Anket katılımcılarının üçte ikisi (%66) bu seçim sezonunda kişisel verilerinin güvenliğini sağlamak için ya adımlar attı ya da atmayı planlıyor. Malwarebytes, özellikle çevrimiçi dolandırıcılıklarla karşı karşıya kalındığında, insanları hesaplarının ele geçirilmesinden, kimliklerinin çalınmasından ve hatta pazarlama nedenleriyle kişisel bilgilerinin ifşa edilmesinden koruyabilecek çeşitli siber güvenlik ve çevrimiçi gizlilik önlemleri hakkında sorular sordu.
Anket katılımcıları aşağıdaki önlemleri aldı:
- %77’si hesaplarında İki Faktörlü Kimlik Doğrulamayı (2FA) veya Çok Faktörlü Kimlik Doğrulamayı (MFA) etkinleştirdi
- %47’si aktif olarak bir şifre yöneticisi kullanıyor
- %41’i kimlik hırsızlığına karşı koruma hizmetleri satın aldı
- %31’i etkileşimde bulundukları kampanyaların kökenlerini araştırdı
- %24’ü sosyal medya profillerini kilitledi
- %12’si veri aracısı kaldırma hizmetini kullandı
Bunun tersine, Malwarebytes, bu seçim sırasında “gizlilik veya güvenlik endişeleri nedeniyle” oy kullanmayı reddedecek küçük ama kritik sayıda kişi buldu; bu görüşe “katılıyorum” veya “kesinlikle katılıyorum” oranı toplam %3’tür.
Güvende kalmak
Bu seçim sezonunda Amerikalıların çevrimiçi mahremiyetleri ve güvenlikleri konusunda endişelenmeleri için iyi bir neden var; ancak bu, Amerikalıların gelecek ayı endişe içinde geçirecekleri anlamına gelmiyor.
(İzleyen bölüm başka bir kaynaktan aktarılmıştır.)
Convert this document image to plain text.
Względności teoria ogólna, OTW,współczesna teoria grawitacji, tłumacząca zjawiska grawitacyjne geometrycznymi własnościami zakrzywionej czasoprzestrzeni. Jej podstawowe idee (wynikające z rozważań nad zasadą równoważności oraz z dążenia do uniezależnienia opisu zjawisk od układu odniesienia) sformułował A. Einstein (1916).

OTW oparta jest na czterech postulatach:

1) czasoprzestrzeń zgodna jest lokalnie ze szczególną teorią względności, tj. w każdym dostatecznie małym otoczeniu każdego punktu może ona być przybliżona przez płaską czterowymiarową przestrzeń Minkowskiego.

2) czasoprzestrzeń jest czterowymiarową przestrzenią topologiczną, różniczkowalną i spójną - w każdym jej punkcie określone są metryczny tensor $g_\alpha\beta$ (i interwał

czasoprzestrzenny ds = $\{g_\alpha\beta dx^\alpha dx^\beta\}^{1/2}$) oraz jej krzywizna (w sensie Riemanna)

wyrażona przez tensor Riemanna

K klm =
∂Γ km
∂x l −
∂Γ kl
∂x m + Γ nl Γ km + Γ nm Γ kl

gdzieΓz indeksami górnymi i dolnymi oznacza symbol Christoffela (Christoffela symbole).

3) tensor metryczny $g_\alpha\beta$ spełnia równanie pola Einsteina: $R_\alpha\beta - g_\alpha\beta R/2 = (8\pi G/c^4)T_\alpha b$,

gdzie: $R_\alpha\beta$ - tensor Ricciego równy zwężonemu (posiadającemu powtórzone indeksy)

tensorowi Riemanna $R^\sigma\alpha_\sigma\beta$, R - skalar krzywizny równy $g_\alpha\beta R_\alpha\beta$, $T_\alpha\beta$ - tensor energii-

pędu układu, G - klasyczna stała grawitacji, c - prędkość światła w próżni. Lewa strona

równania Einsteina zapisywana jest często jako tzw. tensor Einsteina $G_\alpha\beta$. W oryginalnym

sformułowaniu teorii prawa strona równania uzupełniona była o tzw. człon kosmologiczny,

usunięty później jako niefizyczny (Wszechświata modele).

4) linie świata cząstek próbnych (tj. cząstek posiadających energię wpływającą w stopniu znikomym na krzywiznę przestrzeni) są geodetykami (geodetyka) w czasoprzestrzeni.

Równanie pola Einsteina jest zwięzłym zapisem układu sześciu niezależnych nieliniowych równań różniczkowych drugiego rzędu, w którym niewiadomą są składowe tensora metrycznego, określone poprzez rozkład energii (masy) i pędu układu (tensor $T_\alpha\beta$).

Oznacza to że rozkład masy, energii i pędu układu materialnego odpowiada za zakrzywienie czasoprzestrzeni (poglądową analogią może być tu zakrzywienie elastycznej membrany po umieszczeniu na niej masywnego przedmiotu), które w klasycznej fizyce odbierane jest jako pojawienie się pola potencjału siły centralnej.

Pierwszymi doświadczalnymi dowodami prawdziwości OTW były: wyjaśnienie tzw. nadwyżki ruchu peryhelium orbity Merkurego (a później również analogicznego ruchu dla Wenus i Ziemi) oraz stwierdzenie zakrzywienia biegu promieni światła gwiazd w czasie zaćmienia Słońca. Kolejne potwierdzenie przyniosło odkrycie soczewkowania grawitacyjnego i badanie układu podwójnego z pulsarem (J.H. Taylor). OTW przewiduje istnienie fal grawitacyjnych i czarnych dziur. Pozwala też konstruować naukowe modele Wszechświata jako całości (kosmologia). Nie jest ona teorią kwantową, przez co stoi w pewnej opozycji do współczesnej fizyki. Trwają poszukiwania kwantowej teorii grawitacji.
Bu ay insanlar kişisel bilgilerini korumak, hassas hesaplarını kilitlemek ve genel olarak kötü niyetli dolandırıcılardan ve siber suçlulardan korunmak için aşağıdaki tavsiyelere kulak verebilirler.
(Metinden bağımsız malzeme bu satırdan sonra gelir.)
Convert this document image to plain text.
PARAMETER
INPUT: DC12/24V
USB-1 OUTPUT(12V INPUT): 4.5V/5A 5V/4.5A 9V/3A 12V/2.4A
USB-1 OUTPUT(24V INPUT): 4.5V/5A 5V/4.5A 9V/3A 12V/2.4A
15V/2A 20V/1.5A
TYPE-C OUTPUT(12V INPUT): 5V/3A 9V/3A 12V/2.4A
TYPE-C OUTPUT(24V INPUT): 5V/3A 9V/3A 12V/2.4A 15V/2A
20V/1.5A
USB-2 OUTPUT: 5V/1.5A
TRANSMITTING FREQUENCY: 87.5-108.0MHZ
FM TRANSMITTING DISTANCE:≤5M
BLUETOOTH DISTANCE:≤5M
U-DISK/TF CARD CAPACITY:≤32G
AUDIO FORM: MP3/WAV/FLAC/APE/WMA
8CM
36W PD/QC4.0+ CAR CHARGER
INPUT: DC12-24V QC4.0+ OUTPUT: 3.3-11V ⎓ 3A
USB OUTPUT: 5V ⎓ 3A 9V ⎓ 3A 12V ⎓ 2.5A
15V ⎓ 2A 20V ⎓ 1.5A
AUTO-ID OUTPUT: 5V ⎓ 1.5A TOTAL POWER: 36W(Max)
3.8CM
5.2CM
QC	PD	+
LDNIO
- Sahte e-postalara ve kısa mesajlara dikkat edin. Doğrudan iletişime geçmediğiniz sürece, bağlantılara tıklamaktan veya bu siyasi iletişimlere katılmaktan kaçının. Bunun yerine, bilgi veya bağış bağlantıları için doğrudan kampanyanın web sitesine gidin.
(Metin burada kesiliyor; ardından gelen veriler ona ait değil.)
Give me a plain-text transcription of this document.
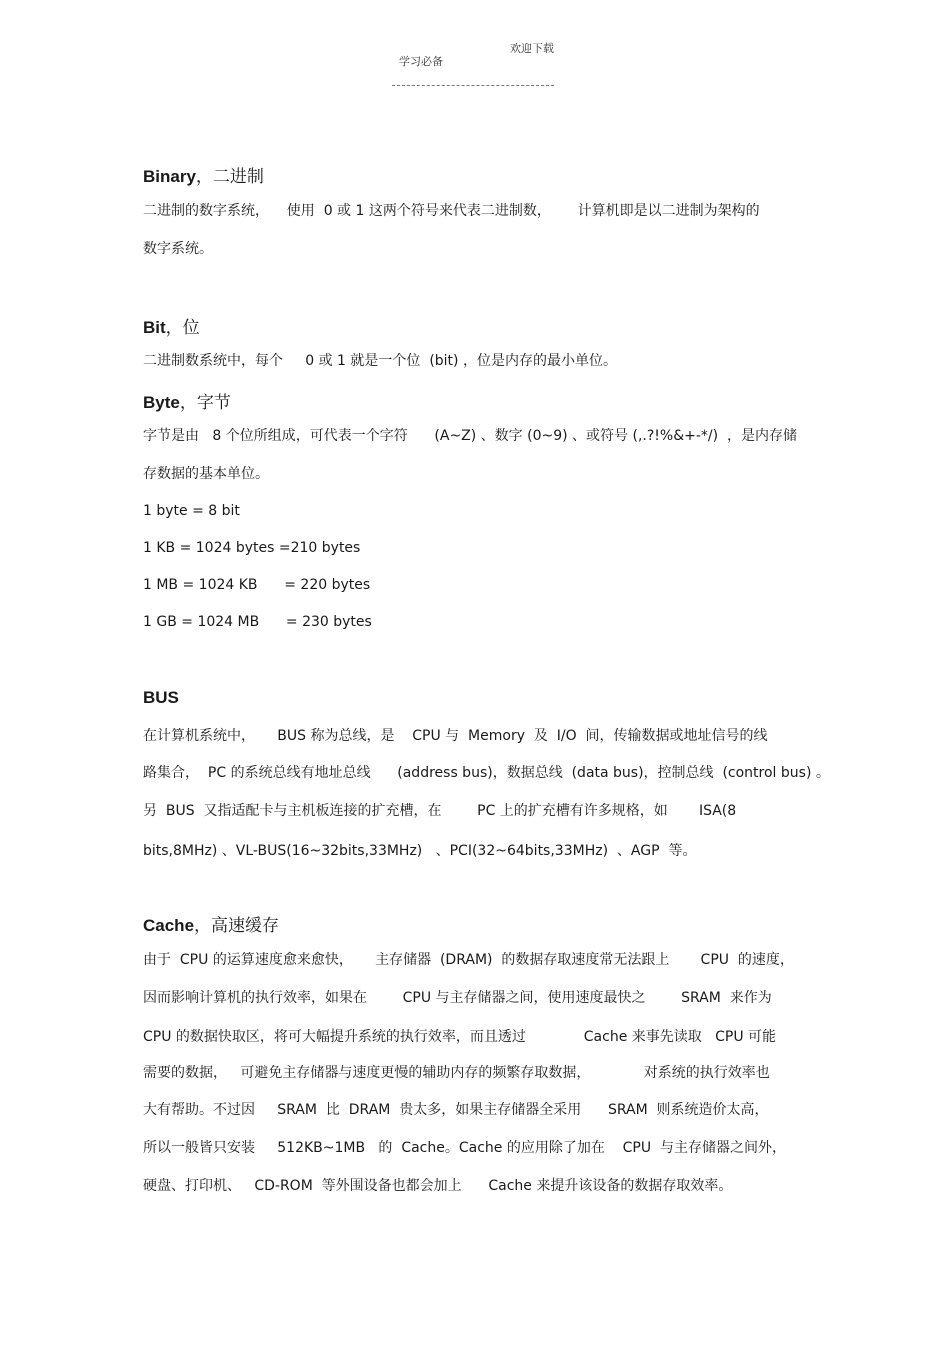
学习必备

欢迎下载

Binary，二进制
二进制的数字系统，    使用  0 或 1 这两个符号来代表二进制数，      计算机即是以二进制为架构的
数字系统。
Bit，位
二进制数系统中，每个     0 或 1 就是一个位  (bit) ，位是内存的最小单位。
Byte，字节
字节是由   8 个位所组成，可代表一个字符      (A~Z) 、数字 (0~9) 、或符号 (,.?!%&+-*/)  ，是内存储
存数据的基本单位。
1 byte = 8 bit
1 KB = 1024 bytes =210 bytes
1 MB = 1024 KB      = 220 bytes
1 GB = 1024 MB      = 230 bytes
BUS
在计算机系统中，     BUS 称为总线，是    CPU 与  Memory  及  I/O  间，传输数据或地址信号的线
路集合，  PC 的系统总线有地址总线      (address bus)，数据总线  (data bus)，控制总线  (control bus) 。
另  BUS  又指适配卡与主机板连接的扩充槽，在        PC 上的扩充槽有许多规格，如       ISA(8
bits,8MHz) 、VL-BUS(16~32bits,33MHz)   、PCI(32~64bits,33MHz)  、AGP  等。
Cache，高速缓存
由于  CPU 的运算速度愈来愈快，     主存储器  (DRAM)  的数据存取速度常无法跟上       CPU  的速度，
因而影响计算机的执行效率，如果在        CPU 与主存储器之间，使用速度最快之        SRAM  来作为
CPU 的数据快取区，将可大幅提升系统的执行效率，而且透过             Cache 来事先读取   CPU 可能
需要的数据，   可避免主存储器与速度更慢的辅助内存的频繁存取数据，            对系统的执行效率也
大有帮助。不过因     SRAM  比  DRAM  贵太多，如果主存储器全采用      SRAM  则系统造价太高，
所以一般皆只安装     512KB~1MB   的  Cache。Cache 的应用除了加在    CPU  与主存储器之间外，
硬盘、打印机、   CD-ROM  等外围设备也都会加上      Cache 来提升该设备的数据存取效率。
- Kişisel bilgilerinizi paylaşmaya dikkat edin. Genel bir kural olarak kişisel bilgilerinizin istendiği anketlere katılmayın. Ücretsiz Dijital Ayak İzi taramamızla dark web’de hakkınızda hangi bilgilerin mevcut olduğunu kontrol edebilir veya Kişisel Veri Sökücü taramamızla kişisel bilgilerinizi çevrimiçi veri komisyoncuları ağından kaldırmak için ilk adımı atabilirsiniz.
- Otomatik aramalardan ve telefon dolandırıcılıklarından kaçının. Bilgisayar korsanları telefon numaralarını taklit edebilir ve resmi kuruluşların kimliğine bürünebilir. İstenmeyen telefon görüşmelerinden şüphelenin. Derhal telefonu kapatın, kişisel bilgilerinizi paylaşmayın ve telefon numarasını bildirin.